Third Party Funds Group - Sub project
Acronym: VoLL-KI
Start date : 01.12.2021
End date : 30.11.2025
Website: https://www.voll-ki.fau.de/
The joint project VoLL-KI further develops higher education on three levels: study programs, individual study planning and learning progress within a course. AI-based systems provide support at all three levels. For this purpose, data from the Computer-based Decision Support System for Higher Education in Bavaria (CEUS) will also be used. At the same time, CEUS can be extended with data from the VoLL-KI project. The analysis combines individual and group-specific data. This should help to make university teaching non-discriminatory in the long term. Based on the data, individual recommendations for the course of study can be created. Students can then view reasons for the recommendations, look at alternatives, and also provide feedback on the suggestions. In a pseudonomous form, those responsible for the study program can also access this data. The project is evaluated by means of surveys and data analysis. Scientists from the fields of AI, computer science, computer science didactics and educational research from three neighboring universities are involved in the project. The initial focus is on study programs in computer science that differ at the three locations: a large, engineering-oriented computer science, a medium-sized, interdisciplinary-oriented computer science, and a small, application-oriented computer science. The results will then be transferred to other study programs at the participating universities.

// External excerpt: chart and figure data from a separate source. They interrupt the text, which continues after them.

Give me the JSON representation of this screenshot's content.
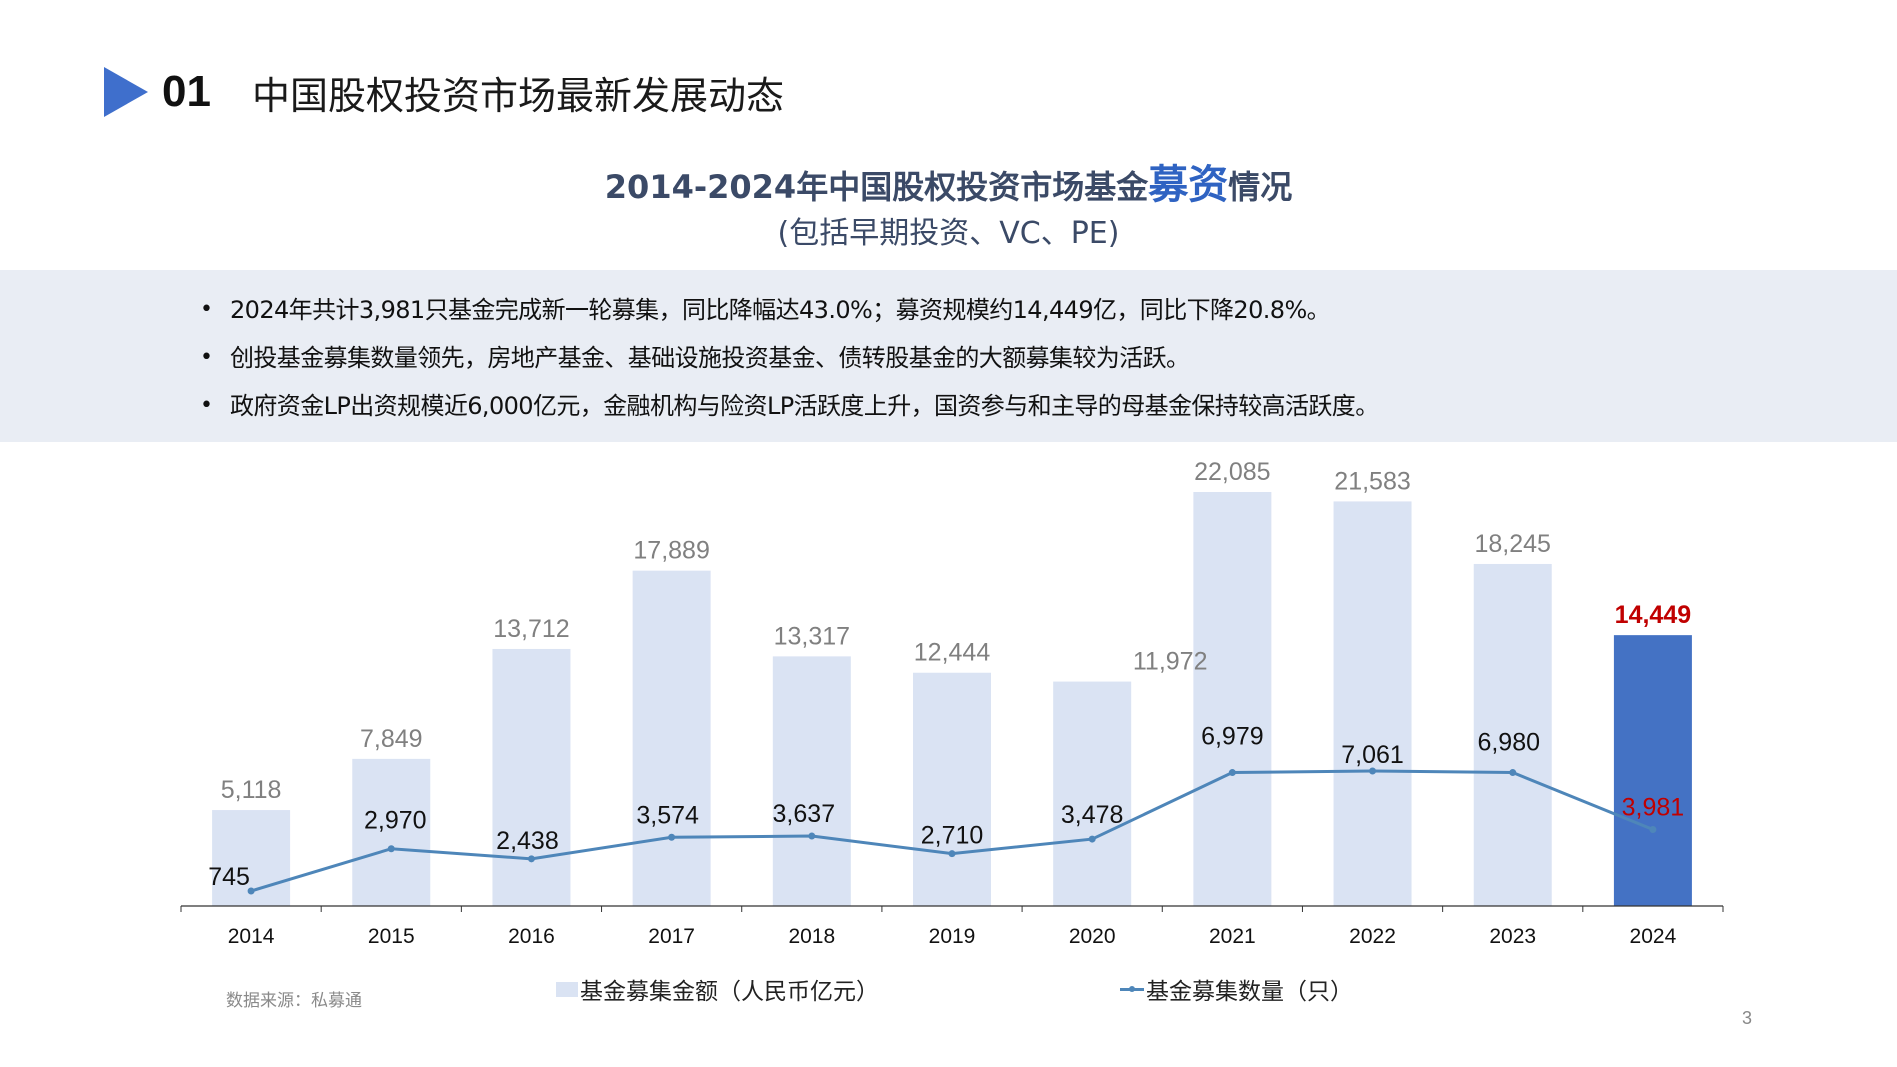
{
  "header": {
    "section_number": "01",
    "section_title": "中国股权投资市场最新发展动态",
    "accent_color": "#3F6FCC"
  },
  "chart_title": {
    "prefix": "2014-2024年中国股权投资市场基金",
    "highlight": "募资",
    "suffix": "情况",
    "subtitle": "(包括早期投资、VC、PE)"
  },
  "summary": {
    "bullets": [
      "2024年共计3,981只基金完成新一轮募集，同比降幅达43.0%；募资规模约14,449亿，同比下降20.8%。",
      "创投基金募集数量领先，房地产基金、基础设施投资基金、债转股基金的大额募集较为活跃。",
      "政府资金LP出资规模近6,000亿元，金融机构与险资LP活跃度上升，国资参与和主导的母基金保持较高活跃度。"
    ]
  },
  "chart_data": {
    "type": "bar",
    "categories": [
      "2014",
      "2015",
      "2016",
      "2017",
      "2018",
      "2019",
      "2020",
      "2021",
      "2022",
      "2023",
      "2024"
    ],
    "series": [
      {
        "name": "基金募集金额（人民币亿元）",
        "type": "bar",
        "values": [
          5118,
          7849,
          13712,
          17889,
          13317,
          12444,
          11972,
          22085,
          21583,
          18245,
          14449
        ],
        "labels": [
          "5,118",
          "7,849",
          "13,712",
          "17,889",
          "13,317",
          "12,444",
          "11,972",
          "22,085",
          "21,583",
          "18,245",
          "14,449"
        ],
        "color": "#DAE3F3",
        "highlight_color": "#4472C4",
        "highlight_label_color": "#C00000"
      },
      {
        "name": "基金募集数量（只）",
        "type": "line",
        "values": [
          745,
          2970,
          2438,
          3574,
          3637,
          2710,
          3478,
          6979,
          7061,
          6980,
          3981
        ],
        "labels": [
          "745",
          "2,970",
          "2,438",
          "3,574",
          "3,637",
          "2,710",
          "3,478",
          "6,979",
          "7,061",
          "6,980",
          "3,981"
        ],
        "color": "#4E86B9",
        "highlight_label_color": "#C00000"
      }
    ],
    "highlight_index": 10,
    "bar_axis_max": 22085,
    "line_axis_max": 7061,
    "legend_position": "bottom",
    "grid": false,
    "label_color": "#808080"
  },
  "legend": {
    "bar_label": "基金募集金额（人民币亿元）",
    "line_label": "基金募集数量（只）"
  },
  "footer": {
    "source": "数据来源：私募通",
    "page_number": "3"
  }
}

The joint project VoLL-KI is developing higher education on three levels: on the macro level, evidence-based study programs are being further developed; on the meso level, context-adaptive recommendations for individual study planning are being created; and on the micro level, learner-specific diagnoses and support are being developed. For this purpose, data- and knowledge-based artificial intelligence (AI) approaches are combined. Based on preliminary work on knowledge graphs, error libraries for programming, intelligent tutoring systems, explainable and interactive machine learning, chatbots, virtual reality, as well as recommendation systems, intelligent support systems will be developed for AI introductory courses. Course data will be made available via the CEUS data warehouse system and systematically expanded during the course of the project. Data on competencies of individual students will be combined with data on specific groups - for example, related to gender and educational biographies. As a result, tailored recommendations for study planning are created. Students can request explanations for recommendations, explore alternatives, and correct premises at any time. The expansion of the current dataset by monitoring learning and performance trajectories on an individual as well as on a group-specific level will be integrated into the data warehouse system and made available to study program managers. The developed offers will be evaluated during the course of the project by means of surveys and log file analyses in order to optimize them formatively. Scientists from the fields of AI, AI-related areas of computer science, computer science didactics and educational research from three neighboring universities are cooperating on the project. The focus of the project is on the computer science programs at the three locations: a large, engineering-oriented computer science, a medium-sized, interdisciplinary computer science, and a small, application-oriented computer science. Towards the end of the project and thereafter, the successful components will be extended to other study programs and the project results will be integrated into the quality management processes of the participating universities.